Ksama Arora
Step 1: Open a notebook with a running ML Azure Kernel
Step 2: Create ML Client and a datastore (code mentioned before)
Step 3: Build a URI OR Directly grab it in the Studio UI
# Azure Machine Learning workspace details:
subscription = '<subscription_id>'
resource_group = '<resource_group>'
workspace = '<workspace>'
datastore_name = '<datastore>'
path_on_datastore = '<path>'
# Long-form Datastore URI format:
uri = f'azureml://subscriptions/{subscription}/resourcegroups/{resource_group}/workspaces/{workspace}/datastores/{datastore_name}/paths/{path_on_datastore}'
OR go to Data -> specific Datastore -> select csv file -> copy URI (Datastore URI or Storage URI)
Note: The Datastore URI is only applicable to Azure ML and the Storage URI is a more generic storage endpoint, which is used only outside Azure ML.
Step 4: Load a Pandas Dataframe
# Import pandas library
import pandas as pd
# Populate dataframe "my_dataframe" using the pandas read CSV method by passing in the URI acquired
my_dataframe = pd.read_csv("URI")
# Then run dataframe head passing in a value for the number of rows you want to return
my_dataframe.head(1000)
- Step 5: Wrangle - Replace Missing Strings
# Fill missing values in the "Claim Network Status" column with "Unkown" and update the dataframe in place
my_dataframe.fillna(
value={"Claim Network Status": "Unkown"}, inplace=True)

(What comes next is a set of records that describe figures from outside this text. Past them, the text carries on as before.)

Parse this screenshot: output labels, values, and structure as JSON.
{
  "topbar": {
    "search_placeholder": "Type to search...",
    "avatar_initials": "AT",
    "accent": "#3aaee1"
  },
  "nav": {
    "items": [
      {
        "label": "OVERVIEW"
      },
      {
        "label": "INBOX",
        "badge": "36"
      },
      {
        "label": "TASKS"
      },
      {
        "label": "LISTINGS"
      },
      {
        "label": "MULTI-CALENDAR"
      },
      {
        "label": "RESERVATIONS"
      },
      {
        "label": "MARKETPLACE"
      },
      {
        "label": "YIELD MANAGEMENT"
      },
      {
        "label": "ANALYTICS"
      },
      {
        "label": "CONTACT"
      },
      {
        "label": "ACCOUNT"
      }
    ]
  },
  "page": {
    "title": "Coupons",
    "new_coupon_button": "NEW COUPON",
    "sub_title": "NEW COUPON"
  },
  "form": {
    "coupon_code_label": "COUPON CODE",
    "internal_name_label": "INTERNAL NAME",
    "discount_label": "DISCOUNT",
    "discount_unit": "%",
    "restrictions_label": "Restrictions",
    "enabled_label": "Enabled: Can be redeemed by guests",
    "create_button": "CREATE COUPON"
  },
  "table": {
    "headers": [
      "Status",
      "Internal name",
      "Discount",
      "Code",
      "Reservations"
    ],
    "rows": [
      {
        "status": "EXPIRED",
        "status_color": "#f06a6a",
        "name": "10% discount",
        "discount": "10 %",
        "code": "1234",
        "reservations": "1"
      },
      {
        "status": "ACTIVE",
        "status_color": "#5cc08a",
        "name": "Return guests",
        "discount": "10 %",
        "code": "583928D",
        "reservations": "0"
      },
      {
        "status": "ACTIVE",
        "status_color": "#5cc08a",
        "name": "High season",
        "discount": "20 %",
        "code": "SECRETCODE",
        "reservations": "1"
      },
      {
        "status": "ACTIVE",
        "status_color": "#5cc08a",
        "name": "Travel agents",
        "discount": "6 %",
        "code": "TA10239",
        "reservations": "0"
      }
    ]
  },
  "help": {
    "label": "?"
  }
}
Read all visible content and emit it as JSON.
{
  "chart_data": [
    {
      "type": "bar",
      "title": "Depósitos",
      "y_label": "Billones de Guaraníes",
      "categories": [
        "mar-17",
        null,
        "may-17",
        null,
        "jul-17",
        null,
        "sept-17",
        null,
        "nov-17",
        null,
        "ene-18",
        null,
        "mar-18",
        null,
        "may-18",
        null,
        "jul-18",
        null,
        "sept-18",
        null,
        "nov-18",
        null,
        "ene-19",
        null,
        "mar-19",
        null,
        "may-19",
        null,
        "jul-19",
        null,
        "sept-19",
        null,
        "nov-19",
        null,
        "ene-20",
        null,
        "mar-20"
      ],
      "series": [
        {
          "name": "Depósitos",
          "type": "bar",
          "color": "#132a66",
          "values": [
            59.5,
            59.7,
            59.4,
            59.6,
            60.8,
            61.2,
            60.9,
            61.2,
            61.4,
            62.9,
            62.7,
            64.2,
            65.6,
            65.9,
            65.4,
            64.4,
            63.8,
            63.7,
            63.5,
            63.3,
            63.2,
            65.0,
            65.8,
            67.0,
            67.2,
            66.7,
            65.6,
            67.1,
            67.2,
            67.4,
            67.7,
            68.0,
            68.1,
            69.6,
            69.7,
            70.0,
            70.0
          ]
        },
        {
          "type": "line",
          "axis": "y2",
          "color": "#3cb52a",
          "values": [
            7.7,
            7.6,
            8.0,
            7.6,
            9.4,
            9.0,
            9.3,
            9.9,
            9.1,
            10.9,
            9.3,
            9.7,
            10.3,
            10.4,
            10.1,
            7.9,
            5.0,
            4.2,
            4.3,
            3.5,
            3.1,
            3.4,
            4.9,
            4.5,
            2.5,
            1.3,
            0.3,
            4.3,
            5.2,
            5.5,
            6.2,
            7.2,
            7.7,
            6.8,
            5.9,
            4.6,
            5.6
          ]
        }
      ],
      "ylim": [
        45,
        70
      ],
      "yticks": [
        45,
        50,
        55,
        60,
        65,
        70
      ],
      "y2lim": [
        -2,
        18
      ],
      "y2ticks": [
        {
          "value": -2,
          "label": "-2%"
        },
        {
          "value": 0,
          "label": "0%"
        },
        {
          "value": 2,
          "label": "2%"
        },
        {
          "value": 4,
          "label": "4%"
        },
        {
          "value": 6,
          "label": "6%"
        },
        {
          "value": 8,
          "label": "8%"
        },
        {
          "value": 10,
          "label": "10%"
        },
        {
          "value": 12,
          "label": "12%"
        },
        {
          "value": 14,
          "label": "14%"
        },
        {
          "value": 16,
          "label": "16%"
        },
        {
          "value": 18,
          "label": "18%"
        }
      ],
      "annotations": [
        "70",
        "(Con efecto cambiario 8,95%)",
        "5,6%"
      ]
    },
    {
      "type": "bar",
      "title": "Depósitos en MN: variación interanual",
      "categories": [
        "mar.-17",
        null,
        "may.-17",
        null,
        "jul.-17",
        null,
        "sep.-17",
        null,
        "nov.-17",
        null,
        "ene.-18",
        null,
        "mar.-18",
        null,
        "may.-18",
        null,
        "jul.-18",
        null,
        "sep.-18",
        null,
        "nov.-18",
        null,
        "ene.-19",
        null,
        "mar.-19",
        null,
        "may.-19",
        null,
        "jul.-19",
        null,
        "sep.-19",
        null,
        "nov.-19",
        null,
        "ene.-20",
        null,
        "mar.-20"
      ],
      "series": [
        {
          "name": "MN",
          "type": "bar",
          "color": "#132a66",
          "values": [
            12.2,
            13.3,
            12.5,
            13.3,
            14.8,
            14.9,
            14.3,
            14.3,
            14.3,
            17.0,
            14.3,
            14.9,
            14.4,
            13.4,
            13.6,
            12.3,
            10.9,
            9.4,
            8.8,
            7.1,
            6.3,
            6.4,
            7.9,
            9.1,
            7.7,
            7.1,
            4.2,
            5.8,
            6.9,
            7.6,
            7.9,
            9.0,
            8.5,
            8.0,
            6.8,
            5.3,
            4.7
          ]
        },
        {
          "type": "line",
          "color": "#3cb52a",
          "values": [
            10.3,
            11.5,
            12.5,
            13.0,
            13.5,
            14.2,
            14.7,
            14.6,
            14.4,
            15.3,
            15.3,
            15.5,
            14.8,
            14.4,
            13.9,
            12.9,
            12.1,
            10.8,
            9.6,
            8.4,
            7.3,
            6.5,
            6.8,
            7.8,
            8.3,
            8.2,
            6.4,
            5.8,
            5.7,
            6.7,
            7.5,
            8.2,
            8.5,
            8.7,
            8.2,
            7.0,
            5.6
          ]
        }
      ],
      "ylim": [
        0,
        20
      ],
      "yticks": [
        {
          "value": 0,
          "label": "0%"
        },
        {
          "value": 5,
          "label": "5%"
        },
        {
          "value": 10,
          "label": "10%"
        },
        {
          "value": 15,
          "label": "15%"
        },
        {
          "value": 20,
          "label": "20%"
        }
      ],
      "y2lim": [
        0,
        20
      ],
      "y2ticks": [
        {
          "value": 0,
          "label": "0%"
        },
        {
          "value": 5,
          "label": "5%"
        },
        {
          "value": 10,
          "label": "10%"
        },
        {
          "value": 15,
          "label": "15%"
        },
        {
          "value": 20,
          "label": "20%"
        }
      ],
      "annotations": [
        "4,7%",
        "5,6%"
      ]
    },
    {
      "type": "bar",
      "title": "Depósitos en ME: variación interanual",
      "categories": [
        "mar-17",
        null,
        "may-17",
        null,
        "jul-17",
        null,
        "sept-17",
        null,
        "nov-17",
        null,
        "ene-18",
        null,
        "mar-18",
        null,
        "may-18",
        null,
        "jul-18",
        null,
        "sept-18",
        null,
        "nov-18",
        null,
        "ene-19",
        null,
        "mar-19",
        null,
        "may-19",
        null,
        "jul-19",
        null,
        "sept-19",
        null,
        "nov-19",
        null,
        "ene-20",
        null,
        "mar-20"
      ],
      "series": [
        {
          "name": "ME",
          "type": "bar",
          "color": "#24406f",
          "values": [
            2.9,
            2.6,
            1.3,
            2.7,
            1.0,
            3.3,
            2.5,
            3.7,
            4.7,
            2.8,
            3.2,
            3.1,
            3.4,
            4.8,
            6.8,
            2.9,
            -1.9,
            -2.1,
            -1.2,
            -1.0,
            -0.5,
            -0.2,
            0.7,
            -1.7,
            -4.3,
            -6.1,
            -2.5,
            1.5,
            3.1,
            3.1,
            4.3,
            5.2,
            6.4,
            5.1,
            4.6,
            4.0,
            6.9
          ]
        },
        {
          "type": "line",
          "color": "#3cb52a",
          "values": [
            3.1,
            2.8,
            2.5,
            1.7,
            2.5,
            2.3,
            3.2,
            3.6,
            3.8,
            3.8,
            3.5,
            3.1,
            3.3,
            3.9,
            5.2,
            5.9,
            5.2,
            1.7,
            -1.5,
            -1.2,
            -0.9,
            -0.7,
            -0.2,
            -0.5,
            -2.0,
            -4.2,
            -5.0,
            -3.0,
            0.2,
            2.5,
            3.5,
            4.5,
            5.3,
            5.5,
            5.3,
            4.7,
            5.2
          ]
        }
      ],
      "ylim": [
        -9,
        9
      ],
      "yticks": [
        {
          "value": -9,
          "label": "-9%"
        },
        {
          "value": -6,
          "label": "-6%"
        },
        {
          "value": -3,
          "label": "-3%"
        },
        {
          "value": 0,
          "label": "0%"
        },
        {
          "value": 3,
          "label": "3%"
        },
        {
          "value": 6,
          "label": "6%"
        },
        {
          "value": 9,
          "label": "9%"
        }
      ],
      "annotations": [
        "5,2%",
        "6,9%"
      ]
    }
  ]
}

# Fill missing values in the "Payment Status" column with "Unkown" and update the dataframe in place
my_dataframe.fillna(
value={"Payment Status": "Unkown"}, inplace=True)
# Return the first 1000 rows of the dataframe
my_dataframe.head(1000)
- Step 6: Wrangle - Delete Rows With any Empty Columns
# Drop rows with any missing values and update the dataframe in place
my_dataframe.dropna(inplace=True)
# Return the first 1000 rows of the dataframe
my_dataframe.head(1000)
Wrangling Data with Apache Spark
Step 1: Create a compute to power the notebook - Compute instance / Synapse Spark Pool / Azure ML Serverless Spark
Step 2: Open a notebook and we use Azure ML Serverless Spark as compute for ease of use
Step 3: Build a URI or grab it from the Studio UI
Step 4: Load a PySpark Pandas Dataframe
# Import pyspark pandas library
import pyspark.pandas as pd
my_dataframe = pd.read_csv("URI")
my_dataframe.head(1000)
Step 5: Wrangle - Replace Missing Strings (code given above)
Step 6: Wrangle - Delete rows with any empty columns (code given above)
Step 7: Wrangle - Remove Duplicate Rows
# Drop duplicate rows and update the dataframe in place
my_dataframe.drop_duplicates(inplace=True)
# Sort the dataframe by its index and update the dataframe in place
my_dataframe.sort_index(inplace=True)
# Return the first 1000 rows of the dataframe
my_dataframe.head(1000)
- Step 8: Save the Transformed Data
# Save the dataframe to a CSV file at the specified Azure Data Lake Storage path
my_dataframe.to_csv(
"abfss://<FILE_SYSTEM_NAME>@<STORAGE_ACCOUNT_NAME>.dfs.core.windows.net/data/wrangled"
)